I believe it inspired in her a life-long respect for learning. She herself had never been to a formal school, let alone college. But her children and grandchildren had to do well in the education department - there were no two ways about it. She must have died proud of her grandchildren - all of whom, girls and boys, are well-educated and independent, able to stand on their own two feet, never having to face the apprehension she had, being under-prepared in the learning area.

There were some parts of her personality that could be very vexing - again, stemming from her past. She had rigid ideas about what was the correct thing to do, in any situation. Sometimes, irritatingly to me, the correctness was defined by, ‘what will people think.’ And her strong will ensured everyone followed those ideas, irrespective of the inconvenience it caused, even till her last days. And her sometimes-misplaced and blind pride in her ‘family heritage’ could be annoying.

But it was this same strong will and the same sense of pride that helped her work herself and her family through some very tough times - when the family went through awful financial troubles, when she had to care for her bedridden mother and brother, when my grandfather died.

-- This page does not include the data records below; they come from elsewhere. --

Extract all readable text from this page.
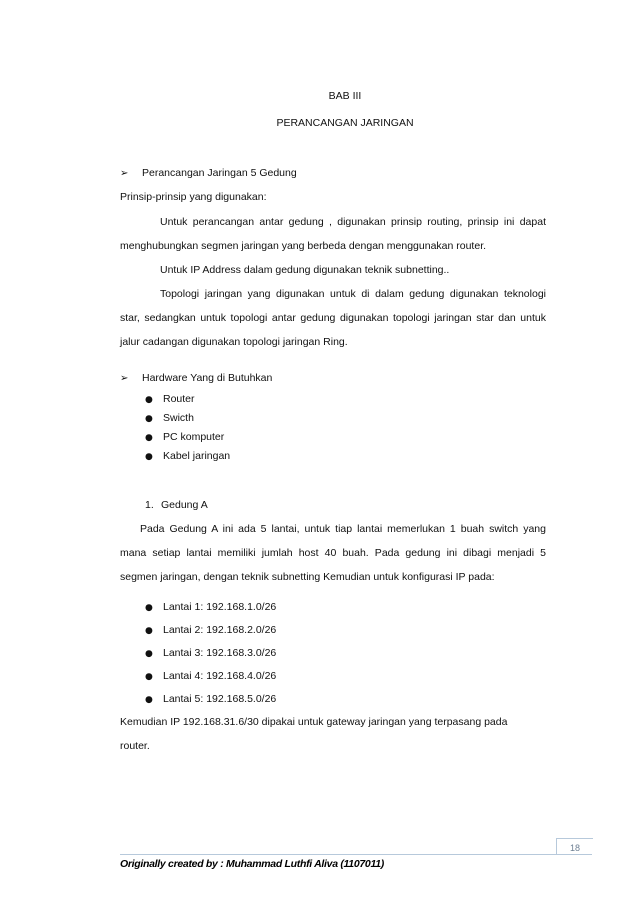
BAB III
PERANCANGAN JARINGAN
➢ Perancangan Jaringan 5 Gedung
Prinsip-prinsip yang digunakan:
Untuk perancangan antar gedung , digunakan prinsip routing, prinsip ini dapat
menghubungkan segmen jaringan yang berbeda dengan menggunakan router.
Untuk IP Address dalam gedung digunakan teknik subnetting..
Topologi jaringan yang digunakan untuk di dalam gedung digunakan teknologi
star, sedangkan untuk topologi antar gedung digunakan topologi jaringan star dan untuk
jalur cadangan digunakan topologi jaringan Ring.
➢ Hardware Yang di Butuhkan
● Router
● Swicth
● PC komputer
● Kabel jaringan
1. Gedung A
Pada Gedung A ini ada 5 lantai, untuk tiap lantai memerlukan 1 buah switch yang
mana setiap lantai memiliki jumlah host 40 buah. Pada gedung ini dibagi menjadi 5
segmen jaringan, dengan teknik subnetting Kemudian untuk konfigurasi IP pada:
● Lantai 1: 192.168.1.0/26
● Lantai 2: 192.168.2.0/26
● Lantai 3: 192.168.3.0/26
● Lantai 4: 192.168.4.0/26
● Lantai 5: 192.168.5.0/26
Kemudian IP 192.168.31.6/30 dipakai untuk gateway jaringan yang terpasang pada
router.
18
Originally created by : Muhammad Luthfi Aliva (1107011)
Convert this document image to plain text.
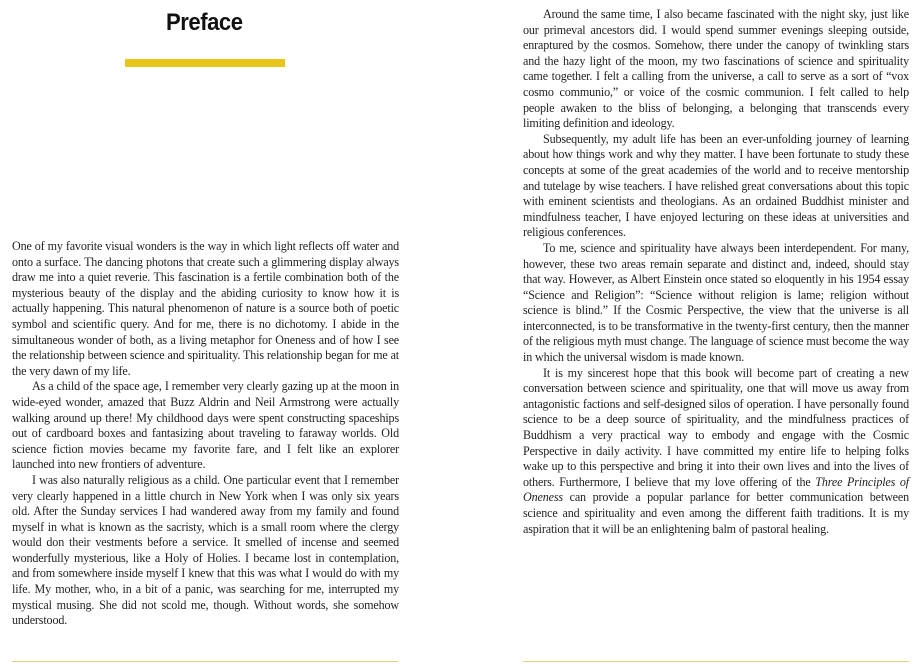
Preface

One of my favorite visual wonders is the way in which light reflects off water and onto a surface. The dancing photons that create such a glimmering display always draw me into a quiet reverie. This fascination is a fertile combination both of the mysterious beauty of the display and the abiding curiosity to know how it is actually happening. This natural phenomenon of nature is a source both of poetic symbol and scientific query. And for me, there is no dichotomy. I abide in the simultaneous wonder of both, as a living metaphor for Oneness and of how I see the relationship between science and spirituality. This relationship began for me at the very dawn of my life.

As a child of the space age, I remember very clearly gazing up at the moon in wide-eyed wonder, amazed that Buzz Aldrin and Neil Armstrong were actually walking around up there! My childhood days were spent constructing spaceships out of cardboard boxes and fantasizing about traveling to faraway worlds. Old science fiction movies became my favorite fare, and I felt like an explorer launched into new frontiers of adventure.

I was also naturally religious as a child. One particular event that I remember very clearly happened in a little church in New York when I was only six years old. After the Sunday services I had wandered away from my family and found myself in what is known as the sacristy, which is a small room where the clergy would don their vestments before a service. It smelled of incense and seemed wonderfully mysterious, like a Holy of Holies. I became lost in contemplation, and from somewhere inside myself I knew that this was what I would do with my life. My mother, who, in a bit of a panic, was searching for me, interrupted my mystical musing. She did not scold me, though. Without words, she somehow understood.

Around the same time, I also became fascinated with the night sky, just like our primeval ancestors did. I would spend summer evenings sleeping outside, enraptured by the cosmos. Somehow, there under the canopy of twinkling stars and the hazy light of the moon, my two fascinations of science and spirituality came together. I felt a calling from the universe, a call to serve as a sort of “vox cosmo communio,” or voice of the cosmic communion. I felt called to help people awaken to the bliss of belonging, a belonging that transcends every limiting definition and ideology.

Subsequently, my adult life has been an ever-unfolding journey of learning about how things work and why they matter. I have been fortunate to study these concepts at some of the great academies of the world and to receive mentorship and tutelage by wise teachers. I have relished great conversations about this topic with eminent scientists and theologians. As an ordained Buddhist minister and mindfulness teacher, I have enjoyed lecturing on these ideas at universities and religious conferences.

To me, science and spirituality have always been interdependent. For many, however, these two areas remain separate and distinct and, indeed, should stay that way. However, as Albert Einstein once stated so eloquently in his 1954 essay “Science and Religion”: “Science without religion is lame; religion without science is blind.” If the Cosmic Perspective, the view that the universe is all interconnected, is to be transformative in the twenty-first century, then the manner of the religious myth must change. The language of science must become the way in which the universal wisdom is made known.

It is my sincerest hope that this book will become part of creating a new conversation between science and spirituality, one that will move us away from antagonistic factions and self-designed silos of operation. I have personally found science to be a deep source of spirituality, and the mindfulness practices of Buddhism a very practical way to embody and engage with the Cosmic Perspective in daily activity. I have committed my entire life to helping folks wake up to this perspective and bring it into their own lives and into the lives of others. Furthermore, I believe that my love offering of the Three Principles of Oneness can provide a popular parlance for better communication between science and spirituality and even among the different faith traditions. It is my aspiration that it will be an enlightening balm of pastoral healing.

Most of all, what I will remember her for, is her ability to transcend her upbringing, in so many ways. She had a lifelong regret that she never had a son - and her favourite grandchild remained her first grandson. But she never, ever treated her granddaughters as any less than her grandsons. There was no one prouder when her first granddaughter, became an engineer - the first woman engineer in our family. She was very encouraging of my younger cousin going abroad to study - again, a first for a girl in our family. She loved to see my girl cousins driving around Trivandrum on scooters, independent and free. And one of the last times I saw her, she proudly told me how her youngest granddaughter actually had to go out to ‘sites’, as a civil engineer, just like men. And she herself, was so very independent. She remained in charge of her house, alone sometimes, sometimes with grandchildren in it, till her eighties. For someone who had never been to a school, she was really very ‘modern’.


Rest in peace Amooma. You leave behind a rich legacy - a family that will remember you as strong and encouraging of independence, a woman who rose above tradition, a true ‘matriarch’, who prized family above anything else. There is so much of you in each of us.